Beliau diangkat menjadi khalifah di awal hari bulan muharam tahun 24 H, dan dibunuh pada hari jumat tanggal 18 Dzul hijjah tahun 35 H ada yang mengatakan tanggal 13. Beliau dibunuh oleh Al Aswad  At Tajibiy dari mesir, ada yang mengatakan orang lain dari kelompok orang yang menyerang beliau di rumah beliau sendiri. Dan dimakamkan pada malam sabtu di baqi, beliau wafat pada umur 82 tahun da nada yang mengatakan 88 tahun da nada yang mengatakan 90 tahun. Beliau menjabat menjadi khalifah selama 12 tahun kurang beberapa hari.

Hadist :

Rasulullah Shallallahu Alaihi wa Sallam bersabda,

 

خَيْرُكُمْ مَنْ تَعَلَّمَ الْقُرْآنَ وَعَلَّمَهُ .

 

“Sebaik-baik kalian adalah orang yang belajar Al-Qur`an dan mengajarkannya.”

Dalam hadits riwayat Al-Bukhari dari Utsman bin Affan, tetapi dalam redaksi yang agak berbeda, disebutkan bahwa Nabi Shallallahu Alaihi wa Sallam bersabda,

إِنَّ أَفْضَلَكُمْ مَنْ تَعَلَّمَ الْقُرْآنَ وَعَلَّمَهُ .

“Sesungguhnya orang yang paling utama di antara kalian adalah yang belajar Al-Qur`an dan mengajarkannya.”

Dalam dua hadits di atas, terdapat dua amalan yang dapat membuat seorang muslim menjadi yang terbaik di antara saudara-saudaranya sesama muslim lainnya, yaitu belajar Al-Qur`an dan mengajarkan Al-Qur`an. 

Al-Qur`an adalah kalam Allah, sebagai mana zat Allah yang agung dan sempurna. Maka, Al Qur'an pun merupakan kalam yang paling sempurna dan tidak ada kekurangan didalamnya.  

Karena keutamaan yang tinggi inilah, yang membuat Abu Abdirrahman As-Sulami –salah seorang yang meriwayatkan hadits ini– rela belajar dan mengajarkan Al-Qur`an sejak zaman Utsman bin Affan hingga masa Al-Hajjaj bin Yusuf Ats-Tsaqafi.

Hadis ini menunjukkan akan keutamaan membaca Alquran. Suatu ketika Sufyan Tsauri ditanya, manakah yang engkau cintai orang yang berperang atau yang membaca Alquran? Ia berkata, membaca Alquran, karena Rasulullah Shalallahu ‘alaihi wasallam bersabda: “Sebaik-baik kalian adalah orang yang belajar Alquran dan mengajarkannya kepada orang lain”.

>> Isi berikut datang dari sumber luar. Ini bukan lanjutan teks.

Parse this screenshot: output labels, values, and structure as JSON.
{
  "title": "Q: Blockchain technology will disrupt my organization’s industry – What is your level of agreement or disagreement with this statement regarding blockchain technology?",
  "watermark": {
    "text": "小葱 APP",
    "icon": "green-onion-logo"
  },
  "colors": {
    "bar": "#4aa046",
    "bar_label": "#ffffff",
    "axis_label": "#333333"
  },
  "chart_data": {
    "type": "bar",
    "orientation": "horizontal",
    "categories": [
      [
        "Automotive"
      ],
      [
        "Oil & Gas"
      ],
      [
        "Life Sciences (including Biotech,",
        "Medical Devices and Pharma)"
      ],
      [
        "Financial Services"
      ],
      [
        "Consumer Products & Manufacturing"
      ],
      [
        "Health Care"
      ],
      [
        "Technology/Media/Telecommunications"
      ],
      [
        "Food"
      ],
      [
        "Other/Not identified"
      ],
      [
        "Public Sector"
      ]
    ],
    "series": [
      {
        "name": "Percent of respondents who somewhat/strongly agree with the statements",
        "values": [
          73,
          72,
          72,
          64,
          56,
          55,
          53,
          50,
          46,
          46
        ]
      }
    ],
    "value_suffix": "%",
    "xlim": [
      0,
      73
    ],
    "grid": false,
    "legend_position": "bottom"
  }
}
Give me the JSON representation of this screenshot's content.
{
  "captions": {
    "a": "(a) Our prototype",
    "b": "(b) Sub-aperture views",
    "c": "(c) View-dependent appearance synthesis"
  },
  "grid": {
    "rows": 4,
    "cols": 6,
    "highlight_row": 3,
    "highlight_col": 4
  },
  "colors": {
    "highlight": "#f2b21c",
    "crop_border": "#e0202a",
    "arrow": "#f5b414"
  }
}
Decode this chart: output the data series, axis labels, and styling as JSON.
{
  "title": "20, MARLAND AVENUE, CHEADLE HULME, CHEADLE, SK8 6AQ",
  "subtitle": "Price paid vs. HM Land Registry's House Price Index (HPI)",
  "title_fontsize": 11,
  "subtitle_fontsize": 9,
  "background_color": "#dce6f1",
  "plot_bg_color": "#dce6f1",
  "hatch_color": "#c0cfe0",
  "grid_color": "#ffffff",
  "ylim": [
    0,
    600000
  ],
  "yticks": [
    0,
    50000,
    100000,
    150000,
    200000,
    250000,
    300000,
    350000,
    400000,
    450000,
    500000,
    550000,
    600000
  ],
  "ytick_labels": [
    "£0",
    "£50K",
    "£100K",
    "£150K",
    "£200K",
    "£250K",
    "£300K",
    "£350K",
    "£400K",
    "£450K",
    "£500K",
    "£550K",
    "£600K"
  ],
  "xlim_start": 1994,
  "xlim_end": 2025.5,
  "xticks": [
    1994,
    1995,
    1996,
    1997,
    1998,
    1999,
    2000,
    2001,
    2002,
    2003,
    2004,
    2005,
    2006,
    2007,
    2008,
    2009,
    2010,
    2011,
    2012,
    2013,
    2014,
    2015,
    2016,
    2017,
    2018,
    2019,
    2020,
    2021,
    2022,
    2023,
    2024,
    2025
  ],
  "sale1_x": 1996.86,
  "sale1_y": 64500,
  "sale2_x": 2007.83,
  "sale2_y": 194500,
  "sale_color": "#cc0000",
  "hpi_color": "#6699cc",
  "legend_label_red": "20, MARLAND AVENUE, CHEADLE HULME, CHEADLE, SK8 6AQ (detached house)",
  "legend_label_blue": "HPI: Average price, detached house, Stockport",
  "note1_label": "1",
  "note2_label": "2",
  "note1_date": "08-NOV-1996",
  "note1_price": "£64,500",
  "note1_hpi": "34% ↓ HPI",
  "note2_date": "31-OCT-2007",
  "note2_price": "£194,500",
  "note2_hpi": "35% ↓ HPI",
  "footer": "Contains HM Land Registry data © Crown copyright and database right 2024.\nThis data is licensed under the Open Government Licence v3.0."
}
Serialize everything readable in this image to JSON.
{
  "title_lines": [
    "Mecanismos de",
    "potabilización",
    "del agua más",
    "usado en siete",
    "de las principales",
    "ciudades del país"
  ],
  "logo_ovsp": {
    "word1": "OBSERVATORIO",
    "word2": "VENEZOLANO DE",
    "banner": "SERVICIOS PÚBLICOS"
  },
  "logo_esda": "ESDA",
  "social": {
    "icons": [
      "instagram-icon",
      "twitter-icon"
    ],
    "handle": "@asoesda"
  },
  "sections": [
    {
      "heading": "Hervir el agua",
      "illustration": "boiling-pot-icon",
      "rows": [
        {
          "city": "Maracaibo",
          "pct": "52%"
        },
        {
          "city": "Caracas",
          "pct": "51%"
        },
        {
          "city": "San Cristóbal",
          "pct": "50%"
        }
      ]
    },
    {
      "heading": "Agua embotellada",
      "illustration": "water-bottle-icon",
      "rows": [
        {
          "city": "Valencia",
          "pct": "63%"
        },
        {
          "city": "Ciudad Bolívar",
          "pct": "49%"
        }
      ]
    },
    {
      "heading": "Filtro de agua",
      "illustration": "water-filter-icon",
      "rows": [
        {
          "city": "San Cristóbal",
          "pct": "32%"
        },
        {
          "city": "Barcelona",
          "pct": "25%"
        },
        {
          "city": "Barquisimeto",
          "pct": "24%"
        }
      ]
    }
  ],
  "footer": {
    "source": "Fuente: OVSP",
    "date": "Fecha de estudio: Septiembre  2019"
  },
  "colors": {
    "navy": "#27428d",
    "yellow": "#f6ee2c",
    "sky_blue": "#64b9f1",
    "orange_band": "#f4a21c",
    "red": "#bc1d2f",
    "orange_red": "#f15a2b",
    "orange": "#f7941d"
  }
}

Imam Abu Abdurrahman As-Sulami tetap mengajarkan Alquran selama empat puluh tahun di mesjid agung Kufah disebabkan karena ia telah mendengar hadis ini. Setiap kali ia meriwayatkan hadis ini, selalu berkata: “Inilah yang mendudukkan aku di kursi ini”.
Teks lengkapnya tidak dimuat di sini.